Game developers who received removal notices from Valve (Steam’s parent company) were told their titles violated unspecified “payment processor guidelines.” No clear criteria. No published standards. In follow-up conversations, some developers were told their games couldn't be sold on Steam unless they complied with stricter rules set by the payment providers themselves — rules that went far beyond Steam’s own policies.
And those rules? They're opaque by design. There’s no transparent appeals process. No published framework. Just a vague, shifting understanding that if your game includes certain themes — non-consensual scenarios, incest (even when fictional and clearly disclosed), or anything that might seem too provocative — your payments won’t be processed. And if Steam can’t process payments, Steam can’t host the game. Simple as that.
Developers aren’t being banned outright. They’re being demonetized — and in a commercial ecosystem, that’s a quieter, far more effective form of censorship.
It’s worth noting that Valve didn’t make these decisions out of moral panic. In fact, the company has historically prided itself on a hands-off approach to content, trusting its users to make informed choices and relying on robust tagging, content warnings, and opt-in filters. In 2018, Valve made headlines when it announced it would “allow everything” on Steam so long as it wasn’t illegal or “straight-up trolling.”
But principles don’t hold up well against a financial ultimatum. When your business model relies on card payments — and those card companies threaten to pull out — even the most permissive content policies collapse.
What’s changed isn’t Valve’s attitude toward expression. It’s their leverage. Steam didn’t rewrite its rules. It got financially coerced into outsourcing them to Visa and Mastercard.
We’ve seen this playbook before. In 2020, Visa and Mastercard cut ties with Pornhub following a New York Times article highlighting deeply serious concerns over abuse and unverified content. The site removed millions of videos and revamped its moderation policies overnight — but the financial damage was done. In 2021, OnlyFans announced a brief ban on explicit content, citing pressure from banks and payment providers. The ban was reversed days later, but the message was clear: the people who control the money control the medium.
Now, that same financial leverage is being used not just to target real-world exploitation, but to suppress controversial fiction. Stories that explore morally gray areas, power imbalances, or taboo subjects — even within safe, clearly labeled digital spaces — are being shut down. Not by courts. Not by customers. But by two private companies with no public oversight.
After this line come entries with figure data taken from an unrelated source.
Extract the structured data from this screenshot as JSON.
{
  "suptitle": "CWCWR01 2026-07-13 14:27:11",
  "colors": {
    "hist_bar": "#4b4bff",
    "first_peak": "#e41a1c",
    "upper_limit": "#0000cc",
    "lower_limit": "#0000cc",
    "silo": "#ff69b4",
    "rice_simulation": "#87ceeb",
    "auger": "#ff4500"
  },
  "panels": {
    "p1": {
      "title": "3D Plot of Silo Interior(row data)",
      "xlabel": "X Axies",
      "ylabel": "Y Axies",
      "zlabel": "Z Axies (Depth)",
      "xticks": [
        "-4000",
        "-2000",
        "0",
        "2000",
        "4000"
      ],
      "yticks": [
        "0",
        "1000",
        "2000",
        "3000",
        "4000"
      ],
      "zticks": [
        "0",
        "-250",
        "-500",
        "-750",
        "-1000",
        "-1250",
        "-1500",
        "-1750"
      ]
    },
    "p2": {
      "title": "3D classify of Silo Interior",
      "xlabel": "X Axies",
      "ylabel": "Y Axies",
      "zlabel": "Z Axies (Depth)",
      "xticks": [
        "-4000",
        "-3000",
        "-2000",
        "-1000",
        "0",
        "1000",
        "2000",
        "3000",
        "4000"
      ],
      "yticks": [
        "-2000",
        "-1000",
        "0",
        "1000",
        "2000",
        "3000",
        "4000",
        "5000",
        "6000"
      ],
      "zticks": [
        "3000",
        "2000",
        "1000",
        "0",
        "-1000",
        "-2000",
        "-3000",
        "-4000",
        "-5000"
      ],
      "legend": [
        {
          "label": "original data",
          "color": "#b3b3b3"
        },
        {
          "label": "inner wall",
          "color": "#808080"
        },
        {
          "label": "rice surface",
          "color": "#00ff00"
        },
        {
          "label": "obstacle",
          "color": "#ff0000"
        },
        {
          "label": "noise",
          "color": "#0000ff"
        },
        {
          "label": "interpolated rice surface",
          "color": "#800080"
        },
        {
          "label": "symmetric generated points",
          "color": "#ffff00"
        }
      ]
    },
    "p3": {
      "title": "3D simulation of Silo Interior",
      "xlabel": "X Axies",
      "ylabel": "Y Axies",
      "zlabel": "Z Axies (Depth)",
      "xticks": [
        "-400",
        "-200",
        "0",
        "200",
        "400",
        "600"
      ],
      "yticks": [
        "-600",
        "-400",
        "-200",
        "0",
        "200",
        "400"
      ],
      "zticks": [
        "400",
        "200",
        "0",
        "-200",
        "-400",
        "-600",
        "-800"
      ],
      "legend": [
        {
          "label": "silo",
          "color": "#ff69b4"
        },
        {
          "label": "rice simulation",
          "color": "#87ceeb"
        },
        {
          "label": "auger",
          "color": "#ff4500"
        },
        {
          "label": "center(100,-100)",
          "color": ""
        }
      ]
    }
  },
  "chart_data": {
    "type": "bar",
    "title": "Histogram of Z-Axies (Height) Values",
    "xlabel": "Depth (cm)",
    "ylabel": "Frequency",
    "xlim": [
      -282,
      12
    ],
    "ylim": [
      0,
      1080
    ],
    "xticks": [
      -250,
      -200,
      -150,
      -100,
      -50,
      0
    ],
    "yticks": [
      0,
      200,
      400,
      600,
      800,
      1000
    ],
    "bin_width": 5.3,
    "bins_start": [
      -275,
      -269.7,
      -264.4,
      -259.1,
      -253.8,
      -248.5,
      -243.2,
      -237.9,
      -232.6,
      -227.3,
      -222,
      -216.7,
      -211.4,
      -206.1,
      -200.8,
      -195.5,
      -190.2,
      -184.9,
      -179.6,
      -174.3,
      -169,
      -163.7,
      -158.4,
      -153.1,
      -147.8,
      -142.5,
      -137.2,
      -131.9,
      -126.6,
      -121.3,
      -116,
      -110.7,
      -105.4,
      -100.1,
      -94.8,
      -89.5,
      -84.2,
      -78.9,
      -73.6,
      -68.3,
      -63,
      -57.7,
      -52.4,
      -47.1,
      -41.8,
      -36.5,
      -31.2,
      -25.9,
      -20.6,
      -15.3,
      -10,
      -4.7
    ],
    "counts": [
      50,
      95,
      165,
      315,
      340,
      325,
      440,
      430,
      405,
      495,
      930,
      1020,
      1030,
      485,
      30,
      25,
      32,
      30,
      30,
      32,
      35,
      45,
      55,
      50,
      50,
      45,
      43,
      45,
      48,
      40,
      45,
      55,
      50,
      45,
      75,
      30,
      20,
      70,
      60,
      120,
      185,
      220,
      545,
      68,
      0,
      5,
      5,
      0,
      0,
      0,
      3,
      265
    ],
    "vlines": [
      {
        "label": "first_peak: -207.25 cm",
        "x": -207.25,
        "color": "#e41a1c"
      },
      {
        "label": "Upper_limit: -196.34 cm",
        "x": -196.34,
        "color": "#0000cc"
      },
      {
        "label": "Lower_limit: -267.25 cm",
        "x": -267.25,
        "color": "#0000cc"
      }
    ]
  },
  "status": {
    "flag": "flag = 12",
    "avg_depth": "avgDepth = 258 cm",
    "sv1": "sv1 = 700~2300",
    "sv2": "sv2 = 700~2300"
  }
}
The result is a new form of gatekeeping, enforced not by regulators, but by risk managers and legal departments terrified of headlines. There's no due process. No consistency. Just quiet decisions made in boardrooms, affecting creators halfway around the world.
Developers are scrambling. Some have moved to alternative platforms like itch.io. Others are exploring decentralized hosting or cryptocurrency-based payments to avoid the card networks altogether. But none of those options offer the visibility, traffic, or commercial viability of Steam. For many, the choice is stark: self-censor, or lose your livelihood.
This isn’t about morality. It’s about control — financial control that masquerades as corporate responsibility. Visa and Mastercard may not make games, but they’re shaping what games can exist. What stories can be told. What art is allowed to survive.
And like all powerful editors, they never have to explain their redlines.